The kettle shrieks like a squeaky toy caught underfoot, and Kaukab takes two cups from the six hanging at regular intervals from the hooks at the edge of the shelf, like ripe pears on a branch, or an arrangement of bells. “I usually cook in the evening when your father gets home—he doesn’t like reheated food—but today we’ll cook now. I remember when I was a girl my mother used to say that when it comes to food a woman should neither end something nor begin it: meaning, she must never take the last of something in case someone else needs it, and she must never take the first helping or cook something especially for herself because it indicates an indecent lack of restraint. But these ideas are considered old- fashioned now. People are different these days.” She brings Mah-Jabin the cup the colour of a lotus bloom.

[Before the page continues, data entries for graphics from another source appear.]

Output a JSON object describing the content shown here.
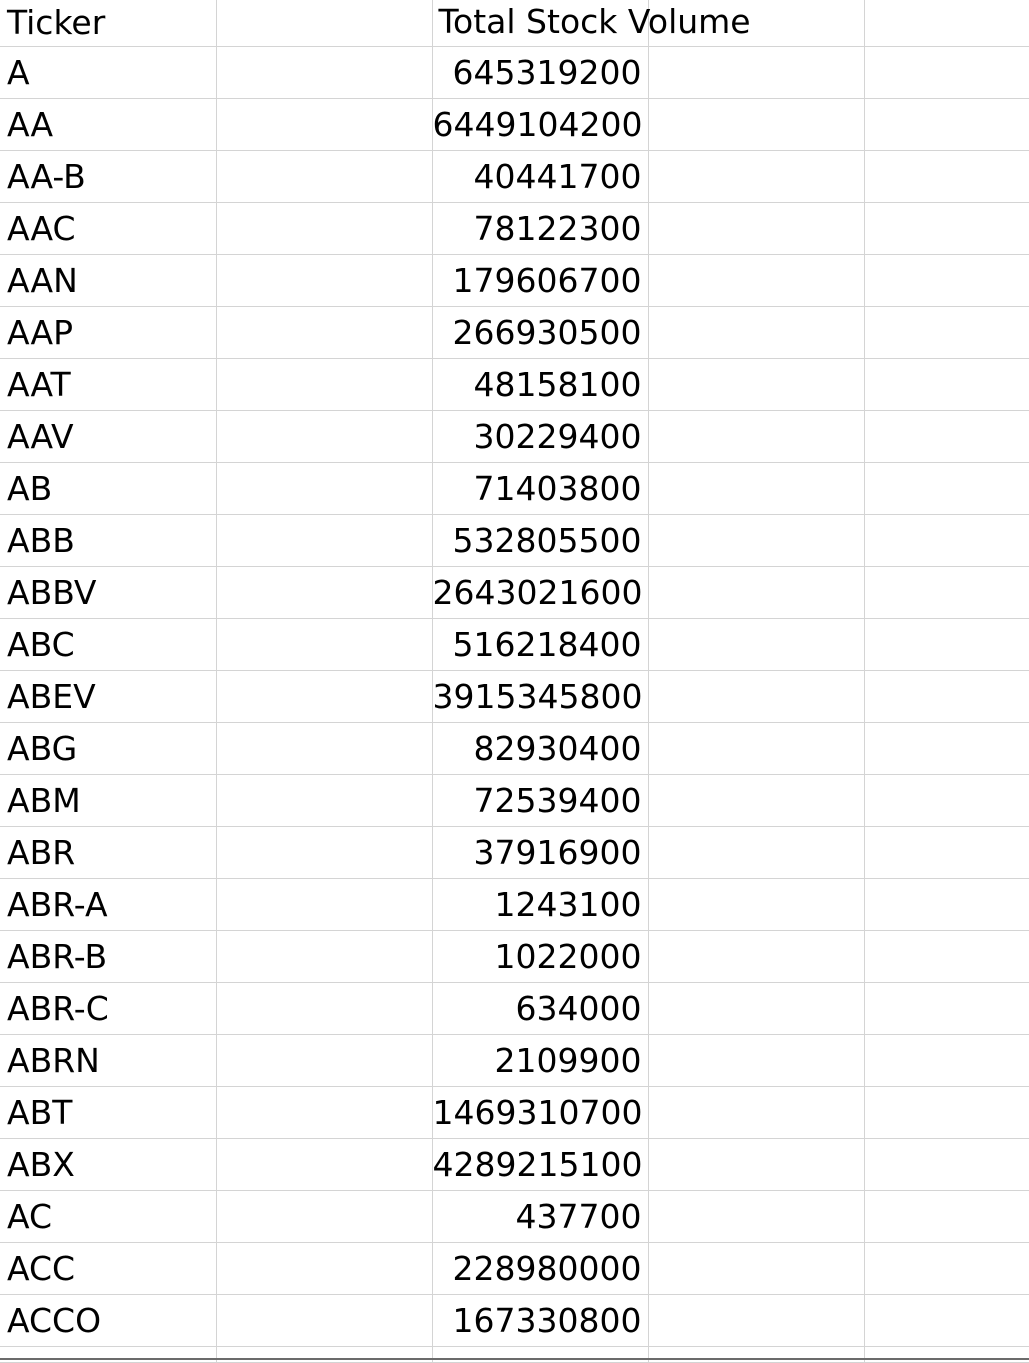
{
  "sheet": {
    "headers": {
      "ticker": "Ticker",
      "total_stock_volume": "Total Stock Volume"
    },
    "rows": [
      {
        "ticker": "A",
        "volume": "645319200"
      },
      {
        "ticker": "AA",
        "volume": "6449104200"
      },
      {
        "ticker": "AA-B",
        "volume": "40441700"
      },
      {
        "ticker": "AAC",
        "volume": "78122300"
      },
      {
        "ticker": "AAN",
        "volume": "179606700"
      },
      {
        "ticker": "AAP",
        "volume": "266930500"
      },
      {
        "ticker": "AAT",
        "volume": "48158100"
      },
      {
        "ticker": "AAV",
        "volume": "30229400"
      },
      {
        "ticker": "AB",
        "volume": "71403800"
      },
      {
        "ticker": "ABB",
        "volume": "532805500"
      },
      {
        "ticker": "ABBV",
        "volume": "2643021600"
      },
      {
        "ticker": "ABC",
        "volume": "516218400"
      },
      {
        "ticker": "ABEV",
        "volume": "3915345800"
      },
      {
        "ticker": "ABG",
        "volume": "82930400"
      },
      {
        "ticker": "ABM",
        "volume": "72539400"
      },
      {
        "ticker": "ABR",
        "volume": "37916900"
      },
      {
        "ticker": "ABR-A",
        "volume": "1243100"
      },
      {
        "ticker": "ABR-B",
        "volume": "1022000"
      },
      {
        "ticker": "ABR-C",
        "volume": "634000"
      },
      {
        "ticker": "ABRN",
        "volume": "2109900"
      },
      {
        "ticker": "ABT",
        "volume": "1469310700"
      },
      {
        "ticker": "ABX",
        "volume": "4289215100"
      },
      {
        "ticker": "AC",
        "volume": "437700"
      },
      {
        "ticker": "ACC",
        "volume": "228980000"
      },
      {
        "ticker": "ACCO",
        "volume": "167330800"
      }
    ]
  }
}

“Mother, I think we should cook at six o’clock, but since I left without breakfast this morning, and it was such a long journey, I
would
like to eat something for lunch—a sandwich perhaps.” She takes the tea and catches again the scent her mother is wearing and which she had caught earlier, on arrival, in a pocket of air above the garden gate: by it she had known that her mother was outside only moments earlier, either leaving the house or returning.

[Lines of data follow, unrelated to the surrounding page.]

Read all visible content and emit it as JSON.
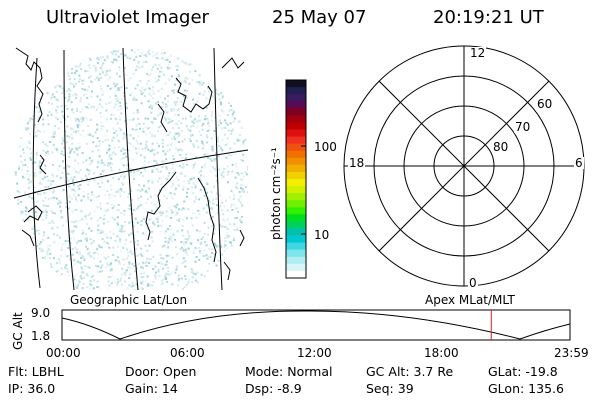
{
  "header": {
    "title": "Ultraviolet Imager",
    "date": "25 May 07",
    "time": "20:19:21 UT"
  },
  "colorbar": {
    "label": "photon cm⁻²s⁻¹",
    "ticks": [
      "100",
      "10"
    ],
    "colors": [
      "#101020",
      "#202050",
      "#3a1a60",
      "#5a0a50",
      "#800020",
      "#a00010",
      "#c00000",
      "#e01010",
      "#f03020",
      "#f05010",
      "#f07000",
      "#f09000",
      "#f0b000",
      "#f0d000",
      "#f0f000",
      "#d0f000",
      "#a0f000",
      "#70f000",
      "#30f000",
      "#00e020",
      "#00d060",
      "#00c0b0",
      "#00c8d0",
      "#40d8e0",
      "#80e4ec",
      "#b0eef4",
      "#d8f6fa",
      "#ffffff"
    ]
  },
  "polar_plot": {
    "mlt_labels": [
      "12",
      "18",
      "6",
      "0"
    ],
    "lat_labels": [
      "60",
      "70",
      "80"
    ]
  },
  "orbit": {
    "left_label": "Geographic Lat/Lon",
    "right_label": "Apex  MLat/MLT",
    "y_axis_title": "GC Alt",
    "y_ticks": [
      "9.0",
      "1.8"
    ],
    "x_ticks": [
      "00:00",
      "06:00",
      "12:00",
      "18:00",
      "23:59"
    ],
    "current_time_fraction": 0.845,
    "marker_color": "#cc2222"
  },
  "status": {
    "flt": "Flt: LBHL",
    "ip": "IP: 36.0",
    "door": "Door: Open",
    "gain": "Gain: 14",
    "mode": "Mode: Normal",
    "dsp": "Dsp:    -8.9",
    "gc_alt": "GC Alt: 3.7 Re",
    "seq": "Seq: 39",
    "glat": "GLat: -19.8",
    "glon": "GLon: 135.6"
  }
}
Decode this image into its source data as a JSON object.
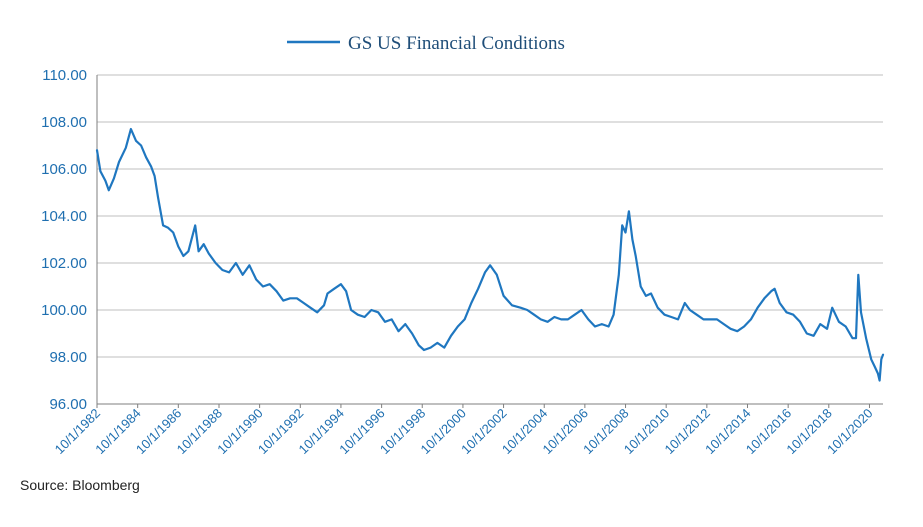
{
  "chart_data": {
    "type": "line",
    "series_color": "#1f77c0",
    "text_color": "#1f6fb0",
    "legend_position": "top-center",
    "grid": true,
    "ylim": [
      96,
      110
    ],
    "yticks": [
      "96.00",
      "98.00",
      "100.00",
      "102.00",
      "104.00",
      "106.00",
      "108.00",
      "110.00"
    ],
    "xlim": [
      "1982-10-01",
      "2021-06-01"
    ],
    "xticks": [
      "10/1/1982",
      "10/1/1984",
      "10/1/1986",
      "10/1/1988",
      "10/1/1990",
      "10/1/1992",
      "10/1/1994",
      "10/1/1996",
      "10/1/1998",
      "10/1/2000",
      "10/1/2002",
      "10/1/2004",
      "10/1/2006",
      "10/1/2008",
      "10/1/2010",
      "10/1/2012",
      "10/1/2014",
      "10/1/2016",
      "10/1/2018",
      "10/1/2020"
    ],
    "series": [
      {
        "name": "GS US Financial Conditions",
        "points": [
          [
            "1982-10-01",
            106.8
          ],
          [
            "1982-12-01",
            105.9
          ],
          [
            "1983-03-01",
            105.5
          ],
          [
            "1983-05-01",
            105.1
          ],
          [
            "1983-08-01",
            105.6
          ],
          [
            "1983-11-01",
            106.3
          ],
          [
            "1984-03-01",
            106.9
          ],
          [
            "1984-06-01",
            107.7
          ],
          [
            "1984-09-01",
            107.2
          ],
          [
            "1984-12-01",
            107.0
          ],
          [
            "1985-03-01",
            106.5
          ],
          [
            "1985-06-01",
            106.1
          ],
          [
            "1985-08-01",
            105.7
          ],
          [
            "1985-10-01",
            104.8
          ],
          [
            "1986-01-01",
            103.6
          ],
          [
            "1986-04-01",
            103.5
          ],
          [
            "1986-07-01",
            103.3
          ],
          [
            "1986-10-01",
            102.7
          ],
          [
            "1987-01-01",
            102.3
          ],
          [
            "1987-04-01",
            102.5
          ],
          [
            "1987-08-01",
            103.6
          ],
          [
            "1987-10-01",
            102.5
          ],
          [
            "1988-01-01",
            102.8
          ],
          [
            "1988-04-01",
            102.4
          ],
          [
            "1988-08-01",
            102.0
          ],
          [
            "1988-12-01",
            101.7
          ],
          [
            "1989-04-01",
            101.6
          ],
          [
            "1989-08-01",
            102.0
          ],
          [
            "1989-12-01",
            101.5
          ],
          [
            "1990-04-01",
            101.9
          ],
          [
            "1990-08-01",
            101.3
          ],
          [
            "1990-12-01",
            101.0
          ],
          [
            "1991-04-01",
            101.1
          ],
          [
            "1991-08-01",
            100.8
          ],
          [
            "1991-12-01",
            100.4
          ],
          [
            "1992-04-01",
            100.5
          ],
          [
            "1992-08-01",
            100.5
          ],
          [
            "1992-12-01",
            100.3
          ],
          [
            "1993-04-01",
            100.1
          ],
          [
            "1993-08-01",
            99.9
          ],
          [
            "1993-12-01",
            100.2
          ],
          [
            "1994-02-01",
            100.7
          ],
          [
            "1994-06-01",
            100.9
          ],
          [
            "1994-10-01",
            101.1
          ],
          [
            "1995-01-01",
            100.8
          ],
          [
            "1995-04-01",
            100.0
          ],
          [
            "1995-08-01",
            99.8
          ],
          [
            "1995-12-01",
            99.7
          ],
          [
            "1996-04-01",
            100.0
          ],
          [
            "1996-08-01",
            99.9
          ],
          [
            "1996-12-01",
            99.5
          ],
          [
            "1997-04-01",
            99.6
          ],
          [
            "1997-08-01",
            99.1
          ],
          [
            "1997-12-01",
            99.4
          ],
          [
            "1998-04-01",
            99.0
          ],
          [
            "1998-08-01",
            98.5
          ],
          [
            "1998-11-01",
            98.3
          ],
          [
            "1999-03-01",
            98.4
          ],
          [
            "1999-07-01",
            98.6
          ],
          [
            "1999-11-01",
            98.4
          ],
          [
            "2000-03-01",
            98.9
          ],
          [
            "2000-07-01",
            99.3
          ],
          [
            "2000-11-01",
            99.6
          ],
          [
            "2001-03-01",
            100.3
          ],
          [
            "2001-07-01",
            100.9
          ],
          [
            "2001-11-01",
            101.6
          ],
          [
            "2002-02-01",
            101.9
          ],
          [
            "2002-06-01",
            101.5
          ],
          [
            "2002-10-01",
            100.6
          ],
          [
            "2003-03-01",
            100.2
          ],
          [
            "2003-08-01",
            100.1
          ],
          [
            "2003-12-01",
            100.0
          ],
          [
            "2004-04-01",
            99.8
          ],
          [
            "2004-08-01",
            99.6
          ],
          [
            "2004-12-01",
            99.5
          ],
          [
            "2005-04-01",
            99.7
          ],
          [
            "2005-08-01",
            99.6
          ],
          [
            "2005-12-01",
            99.6
          ],
          [
            "2006-04-01",
            99.8
          ],
          [
            "2006-08-01",
            100.0
          ],
          [
            "2006-12-01",
            99.6
          ],
          [
            "2007-04-01",
            99.3
          ],
          [
            "2007-08-01",
            99.4
          ],
          [
            "2007-12-01",
            99.3
          ],
          [
            "2008-03-01",
            99.8
          ],
          [
            "2008-06-01",
            101.5
          ],
          [
            "2008-08-01",
            103.6
          ],
          [
            "2008-10-01",
            103.3
          ],
          [
            "2008-12-01",
            104.2
          ],
          [
            "2009-02-01",
            103.0
          ],
          [
            "2009-04-01",
            102.3
          ],
          [
            "2009-07-01",
            101.0
          ],
          [
            "2009-10-01",
            100.6
          ],
          [
            "2010-01-01",
            100.7
          ],
          [
            "2010-05-01",
            100.1
          ],
          [
            "2010-09-01",
            99.8
          ],
          [
            "2011-01-01",
            99.7
          ],
          [
            "2011-05-01",
            99.6
          ],
          [
            "2011-09-01",
            100.3
          ],
          [
            "2011-12-01",
            100.0
          ],
          [
            "2012-04-01",
            99.8
          ],
          [
            "2012-08-01",
            99.6
          ],
          [
            "2012-12-01",
            99.6
          ],
          [
            "2013-04-01",
            99.6
          ],
          [
            "2013-08-01",
            99.4
          ],
          [
            "2013-12-01",
            99.2
          ],
          [
            "2014-04-01",
            99.1
          ],
          [
            "2014-08-01",
            99.3
          ],
          [
            "2014-12-01",
            99.6
          ],
          [
            "2015-04-01",
            100.1
          ],
          [
            "2015-08-01",
            100.5
          ],
          [
            "2015-12-01",
            100.8
          ],
          [
            "2016-02-01",
            100.9
          ],
          [
            "2016-05-01",
            100.3
          ],
          [
            "2016-09-01",
            99.9
          ],
          [
            "2017-01-01",
            99.8
          ],
          [
            "2017-05-01",
            99.5
          ],
          [
            "2017-09-01",
            99.0
          ],
          [
            "2018-01-01",
            98.9
          ],
          [
            "2018-05-01",
            99.4
          ],
          [
            "2018-09-01",
            99.2
          ],
          [
            "2018-12-01",
            100.1
          ],
          [
            "2019-04-01",
            99.5
          ],
          [
            "2019-08-01",
            99.3
          ],
          [
            "2019-12-01",
            98.8
          ],
          [
            "2020-02-01",
            98.8
          ],
          [
            "2020-03-15",
            101.5
          ],
          [
            "2020-05-01",
            99.9
          ],
          [
            "2020-08-01",
            98.8
          ],
          [
            "2020-11-01",
            97.9
          ],
          [
            "2021-01-01",
            97.6
          ],
          [
            "2021-03-01",
            97.3
          ],
          [
            "2021-04-01",
            97.0
          ],
          [
            "2021-05-01",
            97.9
          ],
          [
            "2021-06-01",
            98.1
          ]
        ]
      }
    ]
  },
  "source_text": "Source: Bloomberg"
}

“I’m sure your father wouldn’t mind: let’s have the peppers and chappatis now.” Kaukab opens the door to the back garden, propping it in place with the lobster-buoy from Maine, and suddenly heat-veined air is being breathed into the kitchen.

Hugging the narrow lane that is full of moist shadow and that lies between garden and slope, the blue-and-pink trickle of the stream will dry to brilliant-white stones by midsummer. It flows from right to left like Urdu.

“You make the chappatis, Mother, and I’ll do the peppers. How shall I cook them?” She can already sense the pleasure of the flame-cored spices on her tastebuds like atoms dancing in a reactor, but her mother’s reply sears her heart:

“Whichever way you cook them at university.”

Kaukab stands facing the back garden, the green grass that only a month ago was the orangey-gold of the foil that orange-flavoured chocolate bars come wrapped in, listening to the stream’s mother-tongue that is constant in the house like the babble of blood in a human ear. When she arrived in England all those years ago she had thought the reason this country lacked blossom-headed parakeets, lorikeets, mynahs and bee-eaters was that its inhabitants did not plant the correct trees and vines in their gardens, did not know that acacias were needed to coax weaverbirds out of the skies, that grapevines were required for golden orioles, that rose-ringed parakeets had a penchant for mangoes and
jamun.
She knew that paradise flycatchers were heartbroken when coral trees were cut down and that the tiny sunbird would quarrel with a butterfly to feed on the lustrous hibiscus bloom that dwarfs them both.